El Chapo: The Untold Story of the World’s Most Infamous Drug Lord by Noah Hurowitz. (Atria, $30.) This biography of Mexican drug kingpin Joaquín Archivaldo Guzmán Loera, better known as El Chapo, elaborates on Hurowitz’s reporting for Rolling Stone.

how to find your way in the dark, by Derek B Miller. (Houghton Mifflin Harcourt, $26.) A historical revenge novel that brings back the orphaned Jewish protagonist Sheldon Horowitz from Miller’s “Norwegian by Night” (2013).

In dominicanaIn this book, Angie Cruz tells the story of a young woman named Ana Cancian and her struggles, first in the countryside of the Dominican Republic and then in New York City under a suffocating patriarchal ecosystem.

“Juan Ruiz finally asks for my hand in marriage,” Ana tells readers early in the novel. “I am 15 years old.

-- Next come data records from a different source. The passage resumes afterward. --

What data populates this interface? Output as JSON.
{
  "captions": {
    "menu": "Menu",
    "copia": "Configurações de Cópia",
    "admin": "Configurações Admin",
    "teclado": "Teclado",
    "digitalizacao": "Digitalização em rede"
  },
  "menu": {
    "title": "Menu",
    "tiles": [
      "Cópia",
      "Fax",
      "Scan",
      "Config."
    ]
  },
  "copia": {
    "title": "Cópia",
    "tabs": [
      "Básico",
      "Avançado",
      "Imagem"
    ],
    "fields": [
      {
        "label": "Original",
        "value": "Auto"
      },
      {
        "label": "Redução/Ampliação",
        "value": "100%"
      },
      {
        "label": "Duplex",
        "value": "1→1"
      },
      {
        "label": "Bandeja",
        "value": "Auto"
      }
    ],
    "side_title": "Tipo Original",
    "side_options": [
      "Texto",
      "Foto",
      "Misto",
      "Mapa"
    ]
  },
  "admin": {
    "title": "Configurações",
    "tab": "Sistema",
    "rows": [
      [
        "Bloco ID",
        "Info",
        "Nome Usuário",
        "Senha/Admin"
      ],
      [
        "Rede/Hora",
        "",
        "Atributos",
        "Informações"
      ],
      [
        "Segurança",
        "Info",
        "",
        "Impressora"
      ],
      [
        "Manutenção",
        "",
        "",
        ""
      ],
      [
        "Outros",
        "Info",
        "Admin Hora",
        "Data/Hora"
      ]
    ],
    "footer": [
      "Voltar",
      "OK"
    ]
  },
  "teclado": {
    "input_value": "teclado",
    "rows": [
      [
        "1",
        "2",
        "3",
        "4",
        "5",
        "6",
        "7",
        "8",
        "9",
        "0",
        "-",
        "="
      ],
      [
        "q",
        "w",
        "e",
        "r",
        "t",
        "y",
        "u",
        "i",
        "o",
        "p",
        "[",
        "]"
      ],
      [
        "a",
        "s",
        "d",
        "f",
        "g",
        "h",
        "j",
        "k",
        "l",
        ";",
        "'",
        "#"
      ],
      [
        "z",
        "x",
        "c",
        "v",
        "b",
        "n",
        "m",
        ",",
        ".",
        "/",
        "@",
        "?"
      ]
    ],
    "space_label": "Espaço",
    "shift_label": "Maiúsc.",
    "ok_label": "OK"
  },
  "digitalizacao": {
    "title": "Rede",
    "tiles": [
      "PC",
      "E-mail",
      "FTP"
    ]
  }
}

Juan is 32 years old.”

Cruz has written a story that is common knowledge to us immigrants but rarely shared outside of our communities. Anna’s mother believes her daughter’s marriage is a sure path to prosperity—not only for Ana, but also for the rest of the family: “We’ll all move to New York to be with you, and with I’ll make something,” she says. “I swear to God who is my witness.” And Anna, listening, understands well what her mother is saying: “This marriage is bigger than mine. Juan is the ticket for all of us to finally go to America.”